2.1.7 四階 古代神官騎士(1)

――ザエラ五歳 夏 アニュゴンの街 郊外 地下迷宮四階


四階に降りてから一か月後、門番ゲートキーパーの扉まで到着した。


「扉を開ける前に少し休憩しよう」

僕たちは扉の前に座り込んだ。不安と期待が入り混じり緊張感が漂う。


「ザエ兄、次もこれまでと同じかな?もっと歯ごたえのある敵と戦いたいぜ」

オルガは拳を合わせながら緊張をほぐすかのように大きな声で喋る。


「魔獣祭での最終到達階層は四階だから次は強敵かもしれない。でも、僕たちも十分に強いし、楽勝じゃないかな」


(過去に何度か四階の門番ゲートキーパー人族ヒューマンが挑戦したが、生還したものはいないそうだ……このことは喋らないでおこう)


「今日の夕食は鳥のから揚げなの。帰宅が遅くなると母様が全部食べるから、いつものような持久戦はやめて欲しいわ」

ミーシャとサーシャは真面目な顔で訴える。


「そうだね、今回は早めに終わらせよう。では、扉を開くよ」

全員で重たい扉を開き中に入る。手を離すと大きな音を立てて扉が閉まる。


「あ、ラピス、どこいくの?」

ラピスは突然僕の背から降りると、扉が閉まる瞬間に外に出た。僕たちは気を取り直し前に進む。骸骨兵スケルトンの気配は感じられない。
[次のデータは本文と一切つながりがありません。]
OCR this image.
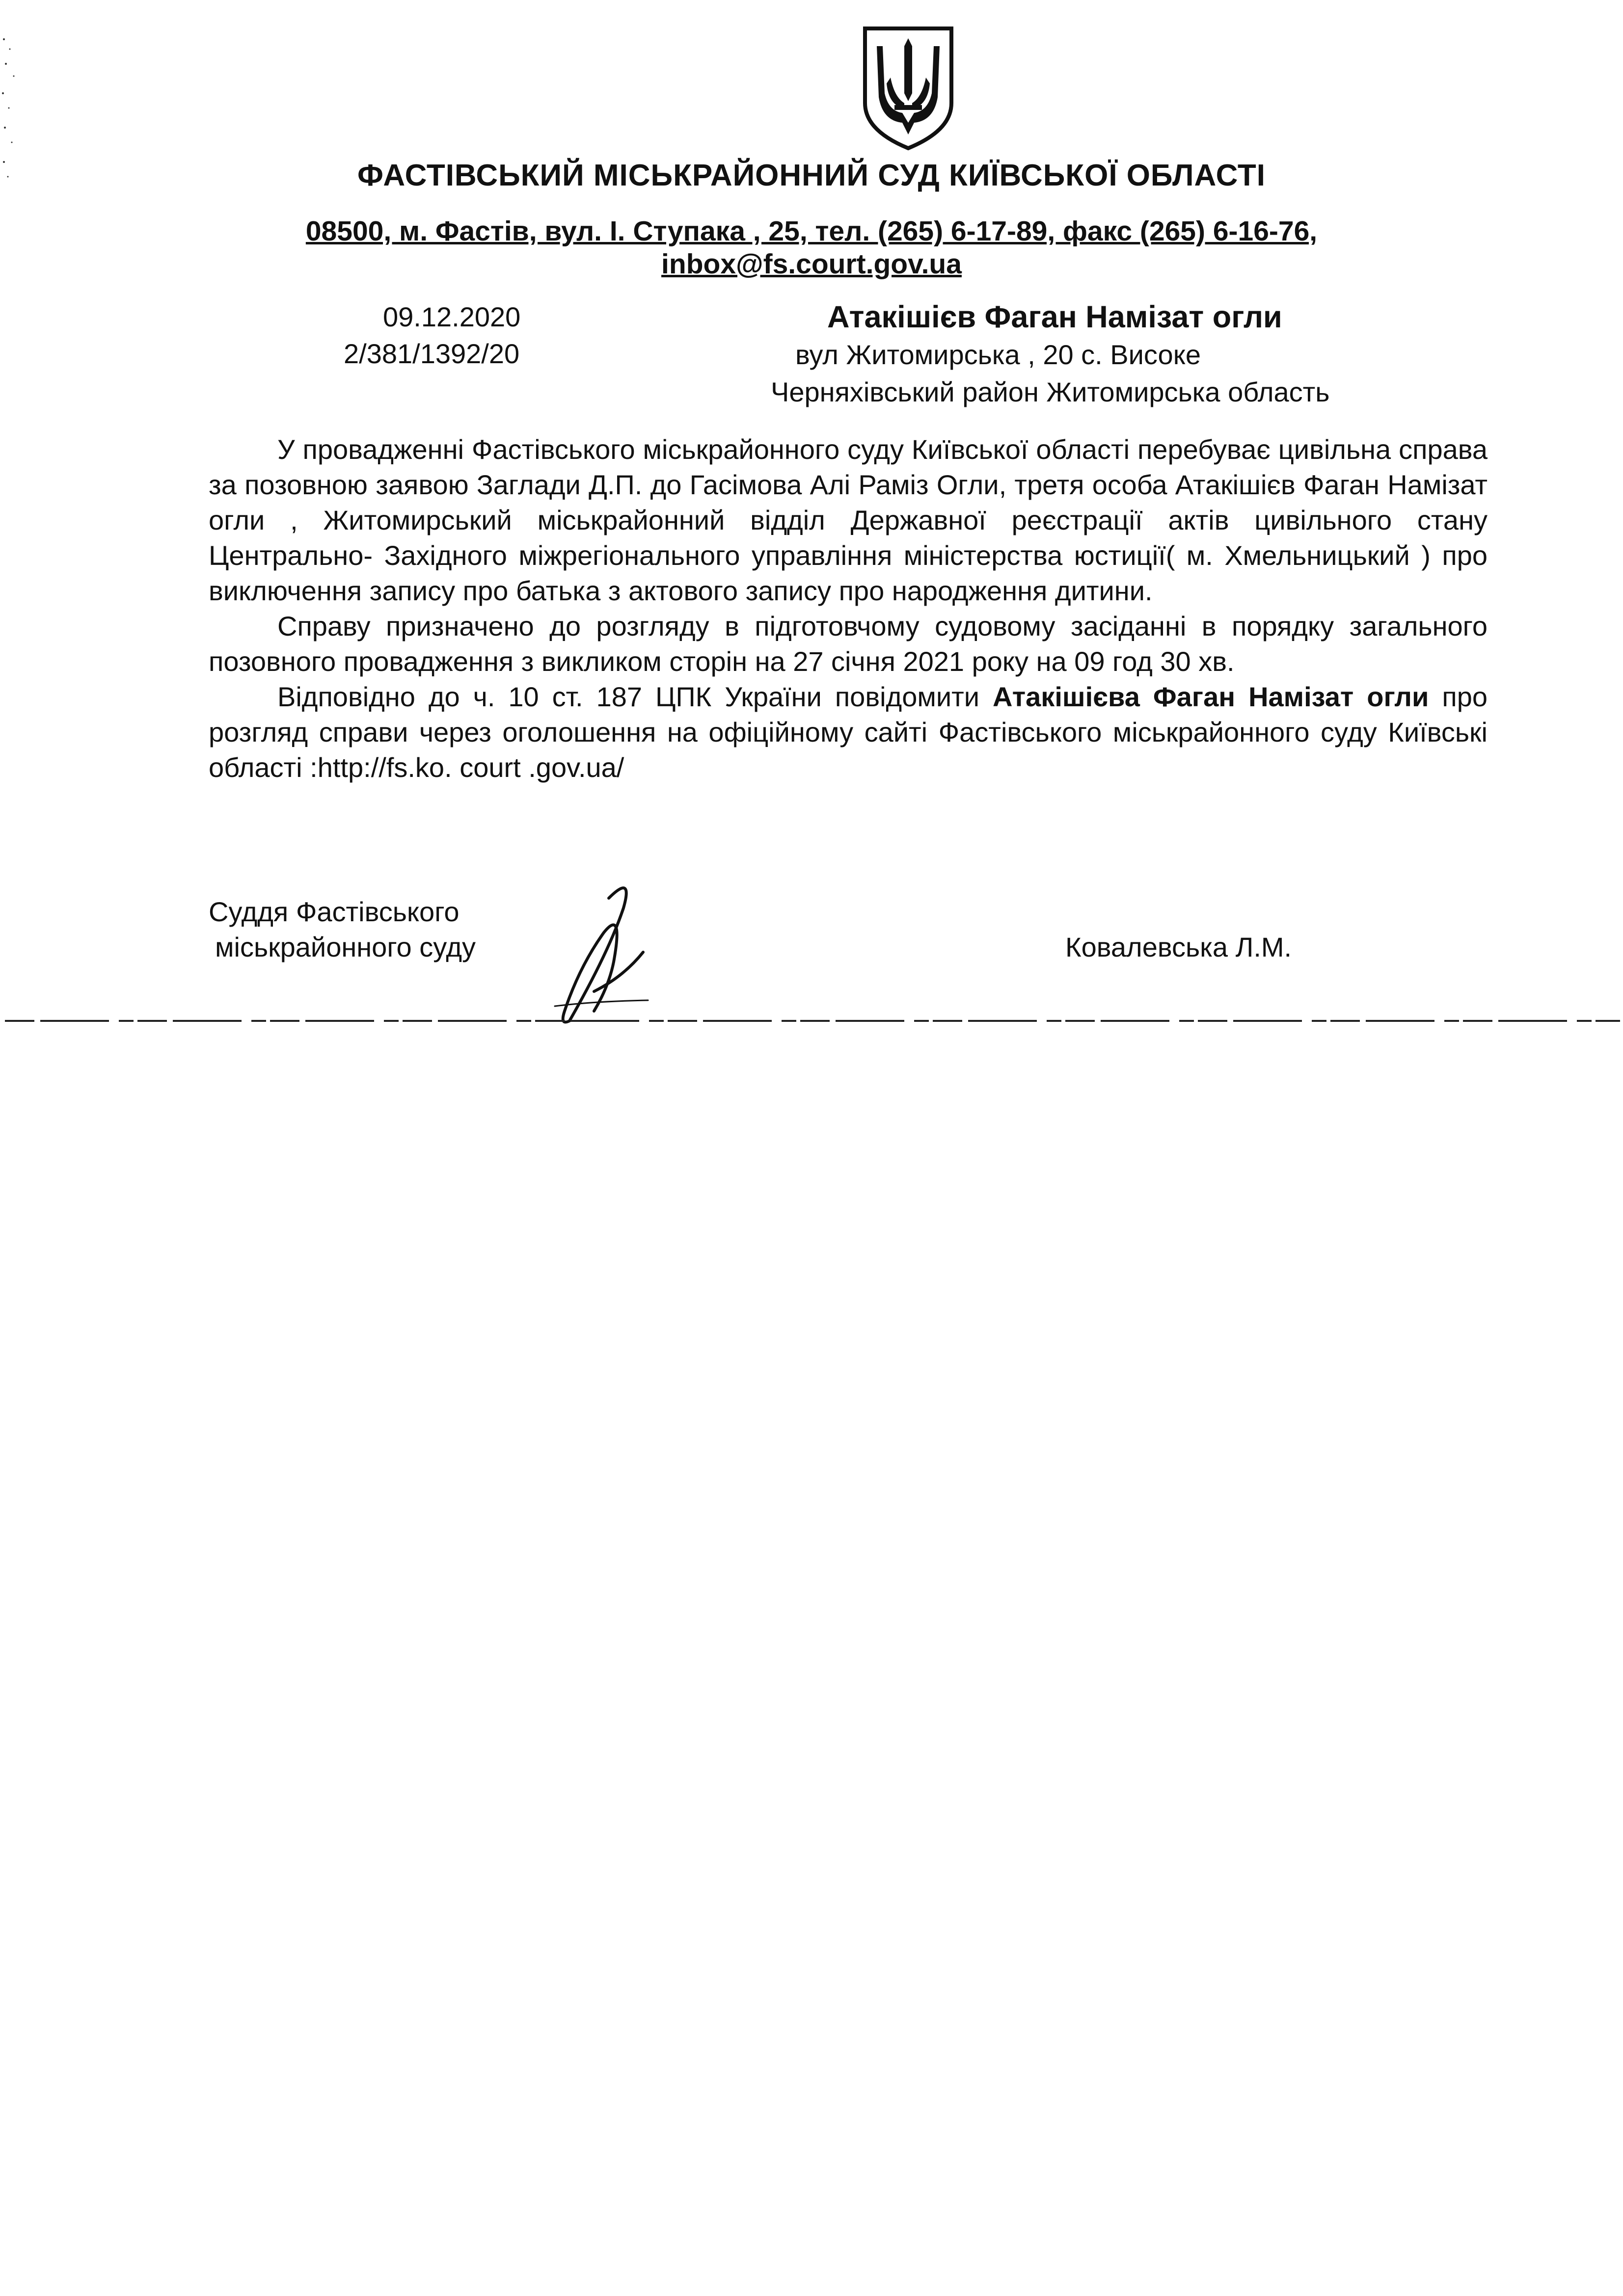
ФАСТІВСЬКИЙ МІСЬКРАЙОННИЙ СУД КИЇВСЬКОЇ ОБЛАСТІ
08500, м. Фастів, вул. І. Ступака , 25, тел. (265) 6-17-89, факс (265) 6-16-76,
inbox@fs.court.gov.ua
09.12.2020
2/381/1392/20
Атакішієв Фаган Намізат огли
вул Житомирська , 20 с. Високе
Черняхівський район Житомирська область

У провадженні Фастівського міськрайонного суду Київської області перебуває цивільна справа за позовною заявою Заглади Д.П. до Гасімова Алі Раміз Огли, третя особа Атакішієв Фаган Намізат огли , Житомирський міськрайонний відділ Державної реєстрації актів цивільного стану Центрально- Західного міжрегіонального управління міністерства юстиції( м. Хмельницький ) про виключення запису про батька з актового запису про народження дитини.

Справу призначено до розгляду в підготовчому судовому засіданні в порядку загального позовного провадження з викликом сторін на 27 січня 2021 року на 09 год 30 хв.

Відповідно до ч. 10 ст. 187 ЦПК України повідомити Атакішієва Фаган Намізат огли про розгляд справи через оголошення на офіційному сайті Фастівського міськрайонного суду Київські області :http://fs.ko. court .gov.ua/

Суддя Фастівського
міськрайонного суду	Ковалевська Л.М.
突然、笑い声がしたかと思うと、大きな骸骨馬……いや、羽があるので骸骨天馬スケルトンペガサスか……に騎乗した骸骨騎士スケルトンナイトが現れた。彼の頭蓋骨には角が二本生え、銀色に輝く甲冑と赤いローブを羽織り、獅子の彫刻が掘られたランスを手にしている。


「来る、前衛構えて!」

彼は突撃してきた。キリルとイゴールがオルガを庇いながら盾を並べてランスを防ぐ。「ガキンッ」、ランスと盾がぶつかる鈍い音が聞こえ、前衛は後方に吹き飛んだ。


ミーシャ、サーシャは、間隙をついて光魔法‟熱光線シューティング・フレア”を彼の頭部に打ち込む。アンデットならば光魔法によるダメージを受けるはずだが、傷一つ付いていない。よく見ると、体全体がほのかに光を放ち、 まるで聖属性の魔力を帯びているかのようだ。闇属性ではなく、聖属性のアンデットなのだろうか――古代神官騎士エンシェントプリーストナイト、古代帝国の文献に出て来る神殿仕えの上級騎士の呼び名が脳裏に浮かぶ。


(僕たちの敵う相手じゃない。一旦、退却して出直そう)


「サーシャとミーシャ、みんなを連れて魔道具で帰還して」

僕は大声で二人に叫んだ。地下迷宮に入る魔道具は緊急脱出の機能が付いている。


「ダメ、発動しないわ」

魔道具の緊急脱出用の魔法陣に魔力を流しても発動しない。門番ゲートキーパーとの戦闘中は発動しない仕様なのだろうか。


二人は帰還を諦め、僕に目配せをして立体移動で左右に散る。


僕は千匹の蛇サウザント・スネークで、死角から初級闇魔法‟闇吐息ダークブレス”を彼に向けて発動する。仮説が正しければ闇属性の魔法が弱点のはずだ。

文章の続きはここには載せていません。